To make it more secure you can change the IIS DefaultAppPool Identity to ApplicationPoolIdentity.

Regarding permissions, Create and Delete summarize all the rights that can be given. So whatever you have assigned to the IIS_USERS group is all that they will require.

Answer 2

When I added permissions for IIS_IUSRS to the site folder, resources like JavaScript and CSS were still inaccessible (error 401, forbidden). However, when I added IUSR, it started working. So for sure you cannot remove the permissions for IUSR.

Answer 3

@EvilDr You can create an IUSR_[identifier] account within your AD environment and let the particular application pool run under that IUSR_[identifier] account:

"Application pool" > "Advanced Settings" > "Identity" > "Custom account"

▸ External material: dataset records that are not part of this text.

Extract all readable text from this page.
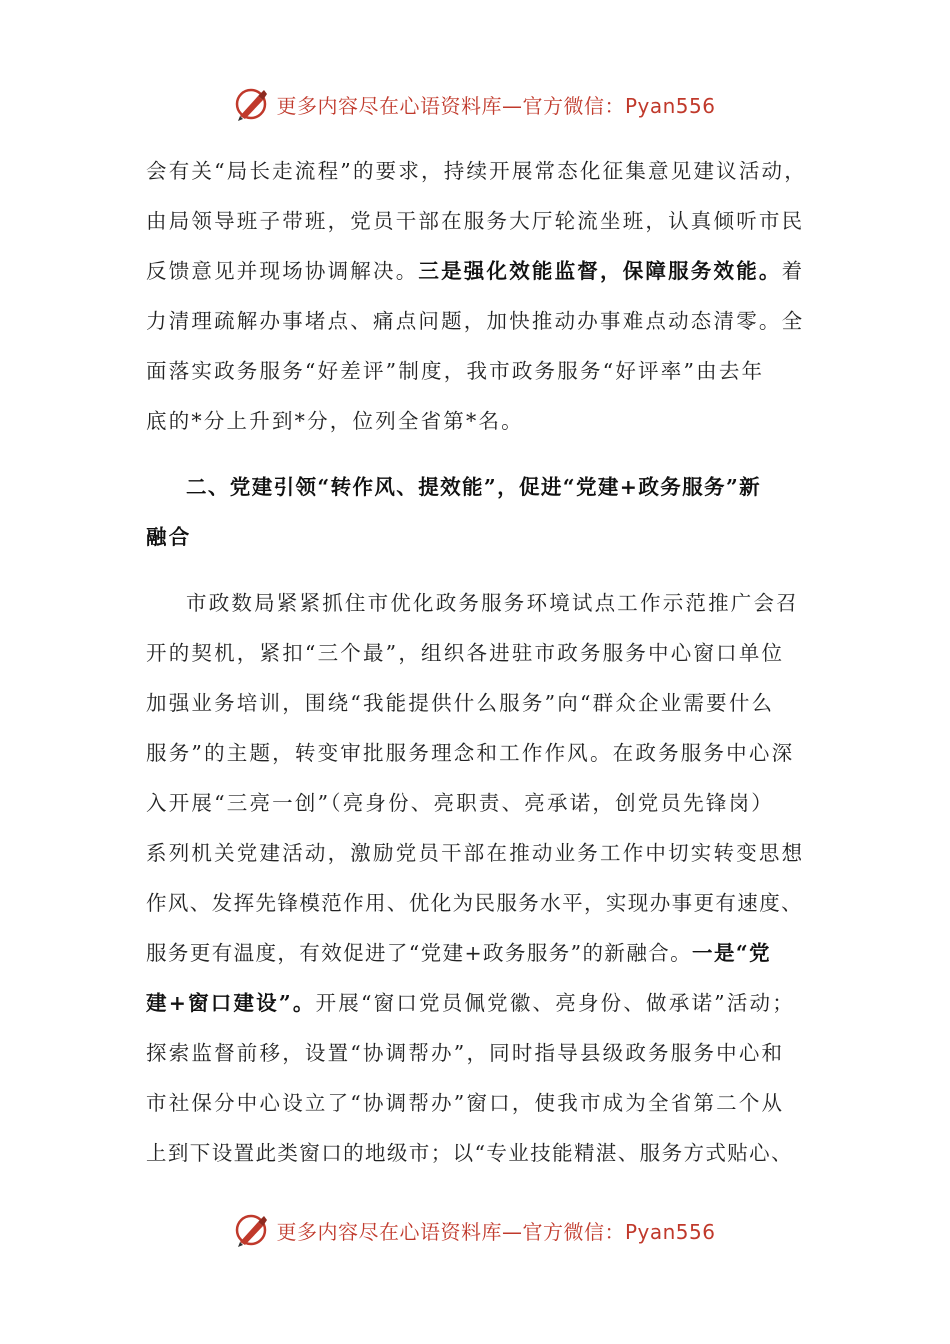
更多内容尽在心语资料库—官方微信：Pyan556
会有关“局长走流程”的要求，持续开展常态化征集意见建议活动，
由局领导班子带班，党员干部在服务大厅轮流坐班，认真倾听市民
反馈意见并现场协调解决。三是强化效能监督，保障服务效能。着
力清理疏解办事堵点、痛点问题，加快推动办事难点动态清零。全
面落实政务服务“好差评”制度，我市政务服务“好评率”由去年
底的*分上升到*分，位列全省第*名。
二、党建引领“转作风、提效能”，促进“党建+政务服务”新
融合
市政数局紧紧抓住市优化政务服务环境试点工作示范推广会召
开的契机，紧扣“三个最”，组织各进驻市政务服务中心窗口单位
加强业务培训，围绕“我能提供什么服务”向“群众企业需要什么
服务”的主题，转变审批服务理念和工作作风。在政务服务中心深
入开展“三亮一创”（亮身份、亮职责、亮承诺，创党员先锋岗）
系列机关党建活动，激励党员干部在推动业务工作中切实转变思想
作风、发挥先锋模范作用、优化为民服务水平，实现办事更有速度、
服务更有温度，有效促进了“党建+政务服务”的新融合。一是“党
建+窗口建设”。开展“窗口党员佩党徽、亮身份、做承诺”活动；
探索监督前移，设置“协调帮办”，同时指导县级政务服务中心和
市社保分中心设立了“协调帮办”窗口，使我市成为全省第二个从
上到下设置此类窗口的地级市；以“专业技能精湛、服务方式贴心、
更多内容尽在心语资料库—官方微信：Pyan556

Set your website to "Applicaton user (pass-through authentication)" and not "Specific user", in the Advanced Settings.

Now give that IUSR_[identifier] the appropriate NTFS permissions on files and folders, for example: modify on companydata.

Answer 4

IIS_IUSRS group has prominence only if you are using ApplicationPool Identity. Even though you have this group looks empty at run time IIS adds to this group to run a worker process according to microsoft literature.

Answer 5

I would use specific user (and NOT Application user). Then I will enable impersonation in the application. Once you do that whatever account is set as the specific user, those credentials would used to access local resources on that server (Not for external resources).

Specific User setting is specifically meant for accessing local resources.